The Dengue Strategic Plan for the Asia Pacific Region, 2008-2015
The Dengue Strategic Plan for the Asia Pacific Region (2008–2015) has been prepared in response to the increasing threat from dengue. Among an estimated 2.5 billion people at risk globally, about 1.8 billion (more than 70%) reside in the Asia Pacific Region. Development of this Strategic Plan is also important to meet the requirements of the International Health Regulations (IHR) 2005. The goal is to reverse the rising trend of dengue in the countries in the Region.
Countries in the Region vary in terms of their preparedness, their capacity to respond and in the allocation of financial resources in the prevention and control of dengue. The Strategic Plan provides generic recommendations to allow its local adaptation.
Dengue does not respect international boundaries. Effective dengue control is not possible if control efforts are limited to one country or a few countries. It requires the adoption of a regional approach through collaboration among countries and sustained partnerships to enable countries to implement evidence-based interventions and the use of best practices.

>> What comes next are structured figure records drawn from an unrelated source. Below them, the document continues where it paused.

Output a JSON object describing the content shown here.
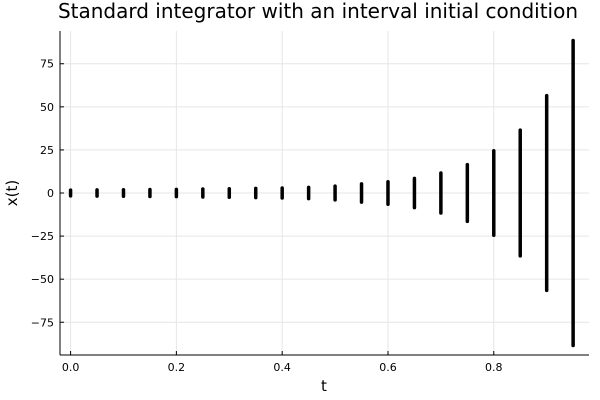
{
  "chart_data": {
    "type": "scatter",
    "title": "Standard integrator with an interval initial condition",
    "xlabel": "t",
    "ylabel": "x(t)",
    "xlim": [
      -0.02,
      0.98
    ],
    "ylim": [
      -94,
      94
    ],
    "grid": true,
    "legend": "none",
    "color": "#000000",
    "x_ticks": [
      {
        "value": 0.0,
        "label": "0.0"
      },
      {
        "value": 0.2,
        "label": "0.2"
      },
      {
        "value": 0.4,
        "label": "0.4"
      },
      {
        "value": 0.6,
        "label": "0.6"
      },
      {
        "value": 0.8,
        "label": "0.8"
      }
    ],
    "y_ticks": [
      {
        "value": 75,
        "label": "75"
      },
      {
        "value": 50,
        "label": "50"
      },
      {
        "value": 25,
        "label": "25"
      },
      {
        "value": 0,
        "label": "0"
      },
      {
        "value": -25,
        "label": "−25"
      },
      {
        "value": -50,
        "label": "−50"
      },
      {
        "value": -75,
        "label": "−75"
      }
    ],
    "intervals": [
      {
        "t": 0.0,
        "lo": -1.7,
        "hi": 1.7
      },
      {
        "t": 0.05,
        "lo": -1.8,
        "hi": 1.8
      },
      {
        "t": 0.1,
        "lo": -1.9,
        "hi": 1.9
      },
      {
        "t": 0.15,
        "lo": -2.0,
        "hi": 2.0
      },
      {
        "t": 0.2,
        "lo": -2.1,
        "hi": 2.1
      },
      {
        "t": 0.25,
        "lo": -2.3,
        "hi": 2.3
      },
      {
        "t": 0.3,
        "lo": -2.5,
        "hi": 2.5
      },
      {
        "t": 0.35,
        "lo": -2.7,
        "hi": 2.7
      },
      {
        "t": 0.4,
        "lo": -2.9,
        "hi": 2.9
      },
      {
        "t": 0.45,
        "lo": -3.3,
        "hi": 3.3
      },
      {
        "t": 0.5,
        "lo": -4.0,
        "hi": 4.0
      },
      {
        "t": 0.55,
        "lo": -5.3,
        "hi": 5.3
      },
      {
        "t": 0.6,
        "lo": -6.5,
        "hi": 6.5
      },
      {
        "t": 0.65,
        "lo": -8.5,
        "hi": 8.5
      },
      {
        "t": 0.7,
        "lo": -11.6,
        "hi": 11.6
      },
      {
        "t": 0.75,
        "lo": -16.5,
        "hi": 16.5
      },
      {
        "t": 0.8,
        "lo": -24.5,
        "hi": 24.5
      },
      {
        "t": 0.85,
        "lo": -36.5,
        "hi": 36.5
      },
      {
        "t": 0.9,
        "lo": -56.5,
        "hi": 56.5
      },
      {
        "t": 0.95,
        "lo": -88.5,
        "hi": 88.5
      }
    ]
  }
}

The Dengue Strategic Plan for the Asia Pacific Region will assist countries to enhance their outbreak preparedness and response, and limit dengue epidemics through effective prevention and control. The Strategic Plan should be implemented in harmony with the Strategic Framework for the Asia Pacific Dengue Partnership (APDP).
A key component of the Dengue Strategic Plan for the Asia Pacific Region is the Log Frame, which can be used as a road map to develop or improve upon existing national operational plans; to build capacity and strengthen health systems; to establish networking; to harmonize with the APDP strategic framework for mobilization of resources; to sustain ongoing information exchange; and to advocate for prevention and control of dengue. It should also assist in increasing access to innovation, including tools for the diagnosis, prevention and treatment of dengue.